Y hablamos con él mucho tiempo. Y también al día siguiente. Y me contó que encuadernaba a mano sus libros de poemas para regalárselos a los amigos porque no quería que los compraran en una librería (los que no eran sus amigos sí los compraban). Además, le entretenía mucho hacer esos trabajos manuales. Me atreví a pedirle que me enviara alguno y me envió unos cuatro o cinco que aún conservo como un tesoro. Hablé con él varias veces por teléfono cuando yo vivía en Madrid y él estaba en la ciudad….ya sabes que vivía a caballo entre España y México. Siempre le agradecía el envío de sus libros artesanales de poesía. Y me hablaba de sus nietos y de sus viajes a México. Era una persona afable, tranquila, con sentido del humor y con la mente joven. Ha muerto en su México del alma. Adiós, maestro.
Transcribo dos artículos que acaban de publicar EL PAÍS, España y LA REFORMA de México porque resumen las peripecia vitales y profesionales de Tomás Segovia.
(*) Patricia Rodríguez Ochoa. Ver en el Blog, en abril, 2011.
http://caxigalinas.blogspot.com/2011/04/yuri-knorosov-el-descubrimiento-de-la.html
MUERE A LOS 84 AÑOS EL POETA TOMÁS SEGOVIAEL PAÍS. ESPAÑA. JAVIER RODRÍGUEZ MARCOS | Madrid 08/11/2011
Tomás Segovia nació en España en mayo de 1927 y murió en México el 7 de noviembre, 2011. Son dos datos fríos que, sin embargo, resumen bien la trayectoria vital de un poeta marcado por la Guerra Civil, un hecho que lo convirtió en niño del exilio republicano.
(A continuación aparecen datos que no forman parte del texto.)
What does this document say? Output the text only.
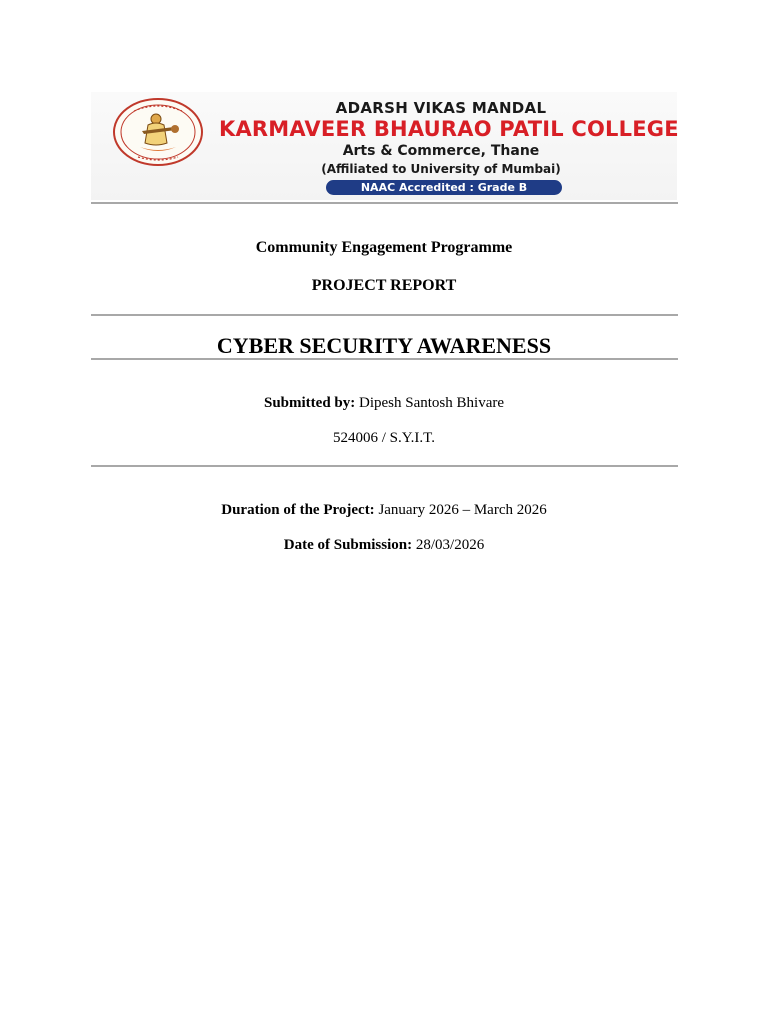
ADARSH VIKAS MANDAL
KARMAVEER BHAURAO PATIL COLLEGE
Arts & Commerce, Thane
(Affiliated to University of Mumbai)
NAAC Accredited : Grade B
Community Engagement Programme
PROJECT REPORT
CYBER SECURITY AWARENESS
Submitted by: Dipesh Santosh Bhivare
524006 / S.Y.I.T.
Duration of the Project: January 2026 – March 2026
Date of Submission: 28/03/2026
La palabra vital es importante porque nunca dejó que esa marca fuera la de la derrota. "Pasé un poco de hambre", decía. "Sufrí una pobreza relativa, pero a cambio de eso viajé, conocí países, estudié libremente. No tengo por qué reclamar nada".
A pesar de que el cuerpo dejó de acompañarle cuando le detectaron el cáncer que ha terminado con su vida, su cabeza y su ánimo nunca dejaron de funcionar a pleno rendimiento. Cuando en primavera publicó un libro de poemas, Estuario, ya había entregado otro a Pre-Textos, su editorial española de toda la vida. Semanas después publicaba un volumen que recopila dos años de entradas de su blog y el libro de ensayos Digo Yo (Fondo de Cultura Económica), una obra que ahora es imposible no leer como un testamento, que contiene algunas de las más brillantes reflexiones sobre la idea de exilio -una condición, no un tema ni una identidad, decía- y, de paso, recuerda a algunos de sus maestros y amigos: de Juan Ramón Jiménez a Ramón Gaya pasando por Juan Gil-Albert. Ese volumen, además, recoge los discursos que pronunció al recoger algunos de los premios que jalonaron su trayectoria: el Octavio Paz, el Juan Rulfo, el Extremadura a la Creación, el García Lorca...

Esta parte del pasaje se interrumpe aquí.